According to the World Economic Forum, the Italian state pension is among the most generous in the world, but understanding it can be a challenge.
How does the system work?
Italy's state pension system follows the “notional defined contribution” model, which means that the amount of your pension depends on how much you and your employer have contributed over your working years.
Generally speaking, your employer contributes €2 for every €1 you pay.
Calculating the amount of your state pension is complex. In short, the amount will be calculated based on the total contributions made by you and your employer throughout your working life, adjusted for variables such as the growth of the country's Gross Domestic Product (GDP) since the contributions began, fluctuations in the cost of living and a “transformation coefficient”, which varies depending on the age at which you apply for retirement.
What is the minimum retirement age in Italy?
All Italian residents have the right to apply for state pensions at 67 years, as long as they have contributed at least 20 years.
Those who have contributed for less than 20 years may still be entitled to retirement (known as old age pension), however with a reduced value and under strict criteria.
It is possible to retire early and access the state pension (known as early retirement), as long as the worker has contributed for at least 42 years and 10 months, in the case of men, or 41 years and 10 months, for women.
Another possibility is to retire at 64 years of age, if you have contributed for at least 20 years and the monthly retirement amount is at least three times higher than the social allowance (the minimum subsistence amount).
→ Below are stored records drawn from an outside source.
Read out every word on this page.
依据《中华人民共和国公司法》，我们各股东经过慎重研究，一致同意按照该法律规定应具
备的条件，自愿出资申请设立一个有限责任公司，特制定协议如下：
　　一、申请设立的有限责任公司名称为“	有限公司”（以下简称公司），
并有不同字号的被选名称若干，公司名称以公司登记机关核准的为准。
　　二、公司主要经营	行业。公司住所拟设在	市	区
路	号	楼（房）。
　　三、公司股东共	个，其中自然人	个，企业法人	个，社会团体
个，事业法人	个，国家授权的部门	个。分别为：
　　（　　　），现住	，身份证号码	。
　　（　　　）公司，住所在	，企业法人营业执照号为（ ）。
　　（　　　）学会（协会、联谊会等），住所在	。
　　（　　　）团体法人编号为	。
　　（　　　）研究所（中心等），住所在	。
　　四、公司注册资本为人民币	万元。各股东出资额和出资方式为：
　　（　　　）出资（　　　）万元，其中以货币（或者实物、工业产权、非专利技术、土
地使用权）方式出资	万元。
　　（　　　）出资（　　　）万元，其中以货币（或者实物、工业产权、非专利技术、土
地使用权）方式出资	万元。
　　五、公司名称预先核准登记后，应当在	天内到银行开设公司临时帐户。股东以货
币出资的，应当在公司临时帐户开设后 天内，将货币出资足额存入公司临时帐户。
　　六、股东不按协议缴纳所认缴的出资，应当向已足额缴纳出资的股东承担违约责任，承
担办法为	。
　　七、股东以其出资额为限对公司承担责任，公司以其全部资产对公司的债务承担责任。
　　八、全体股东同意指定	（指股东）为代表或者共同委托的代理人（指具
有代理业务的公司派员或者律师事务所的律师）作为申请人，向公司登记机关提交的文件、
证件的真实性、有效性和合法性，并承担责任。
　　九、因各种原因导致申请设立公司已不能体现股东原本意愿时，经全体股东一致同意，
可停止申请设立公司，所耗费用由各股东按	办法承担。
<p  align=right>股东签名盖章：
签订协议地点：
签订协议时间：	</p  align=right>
For the year 2024, this amount is €1.603,20.

It is worth noting that the retirement age in Italy is not fixed: it is linked to average life expectancy and is reassessed every two or three years. The next adjustment is scheduled for 2026.
What about contributions made in other countries?
If you have contributed to the public pension system of another country, there is good news: this contribution period can count towards your retirement in Italy.
Italy has signed a series of bilateral agreements which allow these contributions to be taken into account in the calculation of the Italian pension. Contributions made within the European Union are guaranteed, and the country has agreements with Brazil, Canada, the United States and Australia.
With Brexit, the United Kingdom lost the bilateral agreement with the INPS. However, there are options such as Qualified Recognized Overseas Pension Scheme (QROPS), which allows the transfer of UK pension funds abroad, under different rules.